The witch-hunt against women in corporate Australia must be stopped
/Sydney Morning Herald
by Mark Carnegie
16 December 2019
Why is it that women struggle to get more than 5 per cent of chairman positions at major Australian companies, but are asked to consume a much higher proportion of the s--- sandwiches handed out for corporate governance missteps?
I pondered that during the two hours I spent at Ernst & Young on Tuesday representing my firm on a committee asking what we could do to improve female participation in my industry. I concluded that all the worthy committees in the world wouldn't solve the problem if some men didn't step up and call time on the witch-hunt against women in corporate Australia.
The "burn her at the stake" society is an inclusive one; both men and women can join the lynch mob. Those who have participated fail to see the damage their actions have caused.
Australia is losing a huge amount of human talent from the corporate sphere at a time when we need that talent urgently. We lag in gender inclusion and our productivity is in the toilet. That this is a coincidence seems unlikely.
So, don't care about diversity because it's fashionable. Don't care about it because it's a religion. Care about women being involved in the investments you make because they will make you more money. More female participation at the highest levels of corporate Australia will make for a better capitalism.
The dirty secret of the old boys' club that rules corporate Australia is that we actually do a very poor job of making our companies globally competitive. What we are great at is hearing the distant rumble of the corporate governance goon squad and running for cover before they get to us.
I know nothing about former AMP chairwoman Catherine Brenner as a businesswoman even though I have met her several times in a social setting. What I know for an absolute certainty is that she got handed the tiller of a ship that was traveling at 15 knots straight for an iceberg less than a boat length from it by those who went before her. Brenner's ability to turn the ship and avoid the destruction was precisely zero.
I have spent less time with former Blue Sky venture capitalist Elaine Stead socially than Catherine Brenner, but far more time with her in a business context. The one investment we made together went to hell, through no fault of Elaine. Yet throughout that sorry tale she was nothing but a star.
I'm planning to hire Elaine to help me with a series of investments where I'm convinced she will do as good a job as a top decile man. I do this not for fashion but because I'm greedy. She is going to make me a ton of money. That she has got so much flack for the demise of Blue Sky relative to the men who actually ran the organisation seems unbelievable to me.
Now you can say that what was commented on were governance concerns and other things, but for the average person they just remember the woman and the wreckage because of the job the Australian corporate milieu does in these circumstances. We have to bring this to an end.
Australia gets far more bang for its buck when it hires a woman instead of a man. And we need more women to want to work at the most senior levels of business.

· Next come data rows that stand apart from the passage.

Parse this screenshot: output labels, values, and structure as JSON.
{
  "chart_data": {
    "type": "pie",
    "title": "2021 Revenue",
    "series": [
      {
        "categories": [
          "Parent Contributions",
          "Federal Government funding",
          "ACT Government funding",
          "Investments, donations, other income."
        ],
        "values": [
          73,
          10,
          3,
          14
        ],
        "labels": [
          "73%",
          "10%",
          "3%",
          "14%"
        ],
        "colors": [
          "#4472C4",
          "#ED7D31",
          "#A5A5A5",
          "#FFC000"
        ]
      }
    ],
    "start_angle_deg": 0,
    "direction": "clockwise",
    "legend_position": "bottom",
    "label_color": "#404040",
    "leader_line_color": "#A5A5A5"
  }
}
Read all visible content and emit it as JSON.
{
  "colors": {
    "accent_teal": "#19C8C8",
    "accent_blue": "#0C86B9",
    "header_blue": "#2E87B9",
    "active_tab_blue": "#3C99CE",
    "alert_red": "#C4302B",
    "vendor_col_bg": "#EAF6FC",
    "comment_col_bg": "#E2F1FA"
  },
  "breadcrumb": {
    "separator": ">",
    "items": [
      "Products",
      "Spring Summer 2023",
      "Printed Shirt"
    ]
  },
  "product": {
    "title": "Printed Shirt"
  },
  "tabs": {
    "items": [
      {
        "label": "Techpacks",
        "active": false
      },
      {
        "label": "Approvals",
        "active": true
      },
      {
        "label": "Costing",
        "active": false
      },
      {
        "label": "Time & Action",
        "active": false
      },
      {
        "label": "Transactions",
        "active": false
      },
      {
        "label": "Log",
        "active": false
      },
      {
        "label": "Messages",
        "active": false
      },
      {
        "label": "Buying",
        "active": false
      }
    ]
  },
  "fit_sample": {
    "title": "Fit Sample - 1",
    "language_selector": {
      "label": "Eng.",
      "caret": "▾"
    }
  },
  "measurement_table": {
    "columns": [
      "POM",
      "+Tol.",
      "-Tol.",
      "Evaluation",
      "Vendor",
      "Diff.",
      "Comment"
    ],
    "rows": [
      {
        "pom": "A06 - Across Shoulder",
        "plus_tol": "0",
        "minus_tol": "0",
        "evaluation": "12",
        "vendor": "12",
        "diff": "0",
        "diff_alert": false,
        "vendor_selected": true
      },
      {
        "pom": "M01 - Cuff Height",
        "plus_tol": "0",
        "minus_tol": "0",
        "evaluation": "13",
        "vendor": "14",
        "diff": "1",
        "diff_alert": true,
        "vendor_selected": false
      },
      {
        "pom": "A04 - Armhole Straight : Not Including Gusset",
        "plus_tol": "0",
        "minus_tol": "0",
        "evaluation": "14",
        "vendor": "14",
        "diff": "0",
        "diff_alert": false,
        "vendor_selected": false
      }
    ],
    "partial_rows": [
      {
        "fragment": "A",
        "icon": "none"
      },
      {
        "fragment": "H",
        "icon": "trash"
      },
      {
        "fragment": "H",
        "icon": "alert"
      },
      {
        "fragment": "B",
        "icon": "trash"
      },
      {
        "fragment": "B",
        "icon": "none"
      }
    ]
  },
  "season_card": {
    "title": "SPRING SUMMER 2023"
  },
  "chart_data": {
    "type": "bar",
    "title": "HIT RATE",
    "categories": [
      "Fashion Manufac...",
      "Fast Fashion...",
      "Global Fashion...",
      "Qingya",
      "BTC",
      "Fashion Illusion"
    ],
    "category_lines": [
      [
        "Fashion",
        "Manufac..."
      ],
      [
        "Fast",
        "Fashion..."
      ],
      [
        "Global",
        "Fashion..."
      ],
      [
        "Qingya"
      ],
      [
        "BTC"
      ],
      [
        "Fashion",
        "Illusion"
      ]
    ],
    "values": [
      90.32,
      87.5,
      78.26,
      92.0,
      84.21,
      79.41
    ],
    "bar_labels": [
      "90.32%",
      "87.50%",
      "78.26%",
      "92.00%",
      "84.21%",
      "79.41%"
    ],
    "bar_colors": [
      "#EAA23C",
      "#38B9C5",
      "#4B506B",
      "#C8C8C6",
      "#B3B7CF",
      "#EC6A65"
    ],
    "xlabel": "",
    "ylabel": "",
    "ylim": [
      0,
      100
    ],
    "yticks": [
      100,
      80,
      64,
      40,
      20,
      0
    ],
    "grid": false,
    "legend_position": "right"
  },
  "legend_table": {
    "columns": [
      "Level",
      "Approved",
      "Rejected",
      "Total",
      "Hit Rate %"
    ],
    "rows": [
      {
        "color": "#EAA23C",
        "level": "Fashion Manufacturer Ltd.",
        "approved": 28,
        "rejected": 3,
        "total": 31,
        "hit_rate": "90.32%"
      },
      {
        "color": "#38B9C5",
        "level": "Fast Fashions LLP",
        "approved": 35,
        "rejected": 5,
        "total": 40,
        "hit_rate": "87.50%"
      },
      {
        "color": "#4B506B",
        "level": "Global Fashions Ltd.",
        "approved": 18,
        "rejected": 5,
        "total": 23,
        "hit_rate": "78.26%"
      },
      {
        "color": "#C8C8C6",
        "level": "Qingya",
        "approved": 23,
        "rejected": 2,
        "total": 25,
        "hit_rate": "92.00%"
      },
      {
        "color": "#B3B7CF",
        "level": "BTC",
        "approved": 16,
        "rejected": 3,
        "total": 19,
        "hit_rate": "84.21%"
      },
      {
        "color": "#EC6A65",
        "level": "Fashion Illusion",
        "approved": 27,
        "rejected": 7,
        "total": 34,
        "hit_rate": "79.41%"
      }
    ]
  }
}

That men laugh at the pub or the club when a woman gets taken out by the Lord of the Flies mob speaks to why we are underperforming on yardsticks of global corporate performance.
Elaine didn't trouser $30 million and retire, Catherine didn't destroy one of the most storied institutions of Australia's corporate history. Men did both. They'll probably be sitting on the beach sipping mango daiquiris this Christmas, and you don't even remember their names.
I thought I'd write this down as a memo to myself and to the other men who care. We are cowards when we don't stand up and speak the truth about this. We need more courage and the lynch mob targeting women at the highest levels of business in this country needs to be stopped.